Due to the inherent security risks, the Allow Clear Export of Private Keys flag controls whether this value can be obtained. This is a “secure configuration item”.
A secure configuration item is one which is open for reading, but requires authentication for writing. Such configuration items are stored on the HSM and protected by the password of the device administrator.
If Allow Clear Export of Private Keys flag is set to True
, then it is possible to obtain the value of a private key in the clear using the Microsoft Crypto API (MSCAPI) (causing the key archival process to succeed).
If Allow Clear Export of Private Keys is set to False
, then any requests to obtain the value of a private key in the clear are denied (causing the key archival process to fail).

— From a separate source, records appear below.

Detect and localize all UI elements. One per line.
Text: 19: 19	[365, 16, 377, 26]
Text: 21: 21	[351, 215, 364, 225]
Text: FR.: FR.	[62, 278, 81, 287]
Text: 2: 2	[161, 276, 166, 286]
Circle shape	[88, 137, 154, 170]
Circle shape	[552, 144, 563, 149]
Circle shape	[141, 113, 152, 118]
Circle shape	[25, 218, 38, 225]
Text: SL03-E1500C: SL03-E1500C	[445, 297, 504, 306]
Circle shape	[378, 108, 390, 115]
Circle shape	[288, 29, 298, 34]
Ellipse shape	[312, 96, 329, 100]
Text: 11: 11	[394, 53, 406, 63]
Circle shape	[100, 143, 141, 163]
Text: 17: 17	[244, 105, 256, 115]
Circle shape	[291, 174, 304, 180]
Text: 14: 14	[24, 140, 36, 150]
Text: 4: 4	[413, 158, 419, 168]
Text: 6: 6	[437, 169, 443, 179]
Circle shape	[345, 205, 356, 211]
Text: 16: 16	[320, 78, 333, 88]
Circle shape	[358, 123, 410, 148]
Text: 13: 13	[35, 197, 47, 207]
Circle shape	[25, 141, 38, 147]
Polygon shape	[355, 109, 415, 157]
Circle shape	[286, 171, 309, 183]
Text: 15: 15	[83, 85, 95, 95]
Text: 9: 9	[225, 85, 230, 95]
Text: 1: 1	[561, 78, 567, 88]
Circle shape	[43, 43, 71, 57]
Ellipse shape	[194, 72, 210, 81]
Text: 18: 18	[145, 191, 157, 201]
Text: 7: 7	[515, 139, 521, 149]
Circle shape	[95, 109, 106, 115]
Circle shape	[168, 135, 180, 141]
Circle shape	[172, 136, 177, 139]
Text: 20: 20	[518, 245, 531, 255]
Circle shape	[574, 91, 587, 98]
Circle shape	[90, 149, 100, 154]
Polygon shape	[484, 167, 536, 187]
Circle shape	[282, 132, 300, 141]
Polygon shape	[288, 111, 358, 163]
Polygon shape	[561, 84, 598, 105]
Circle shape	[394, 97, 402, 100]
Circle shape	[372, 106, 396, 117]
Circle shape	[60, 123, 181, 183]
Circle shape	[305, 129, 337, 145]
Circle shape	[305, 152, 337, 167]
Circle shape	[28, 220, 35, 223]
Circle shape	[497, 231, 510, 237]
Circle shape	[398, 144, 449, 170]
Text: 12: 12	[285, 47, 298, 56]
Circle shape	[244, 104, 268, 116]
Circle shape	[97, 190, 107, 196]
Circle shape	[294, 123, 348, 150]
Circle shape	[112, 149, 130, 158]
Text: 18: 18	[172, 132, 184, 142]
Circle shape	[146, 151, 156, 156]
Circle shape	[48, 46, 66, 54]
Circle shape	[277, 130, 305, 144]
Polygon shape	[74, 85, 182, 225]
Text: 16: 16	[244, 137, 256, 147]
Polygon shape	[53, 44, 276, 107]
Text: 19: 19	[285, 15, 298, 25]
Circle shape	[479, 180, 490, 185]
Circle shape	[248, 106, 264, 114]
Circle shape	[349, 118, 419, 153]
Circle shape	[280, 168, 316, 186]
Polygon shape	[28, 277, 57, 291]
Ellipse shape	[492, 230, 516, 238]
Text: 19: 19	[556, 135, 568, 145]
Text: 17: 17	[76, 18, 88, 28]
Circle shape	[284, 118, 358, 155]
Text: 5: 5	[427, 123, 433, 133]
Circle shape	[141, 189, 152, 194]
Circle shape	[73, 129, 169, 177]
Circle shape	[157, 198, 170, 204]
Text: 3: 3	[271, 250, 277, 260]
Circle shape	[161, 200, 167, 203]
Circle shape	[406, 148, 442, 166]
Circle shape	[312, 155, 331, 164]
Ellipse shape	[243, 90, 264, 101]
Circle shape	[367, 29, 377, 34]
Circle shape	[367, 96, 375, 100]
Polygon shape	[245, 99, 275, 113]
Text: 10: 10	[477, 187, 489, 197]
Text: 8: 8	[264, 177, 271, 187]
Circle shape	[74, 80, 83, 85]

The value of the Allow Clear Export of Private Keys flag can be changed using the SafeNet ProtectToolkit-M Administration Utility.
To set or clear the Allow Clear Export of Private Keys flag:
1.Launch the administration utility from the Start menu by selecting Start > Programs > SafeNet > ProtectToolkit M > gmadmin.
2.Select the desired HSM from the Active Adapters list.
3.Open the Adapter menu and choose Set Secure Configuration. The Set Secure Configuration dialog box displays.
4.Set or clear the Allow Clear Export of Private Keys flag as required, then click OK to action the change.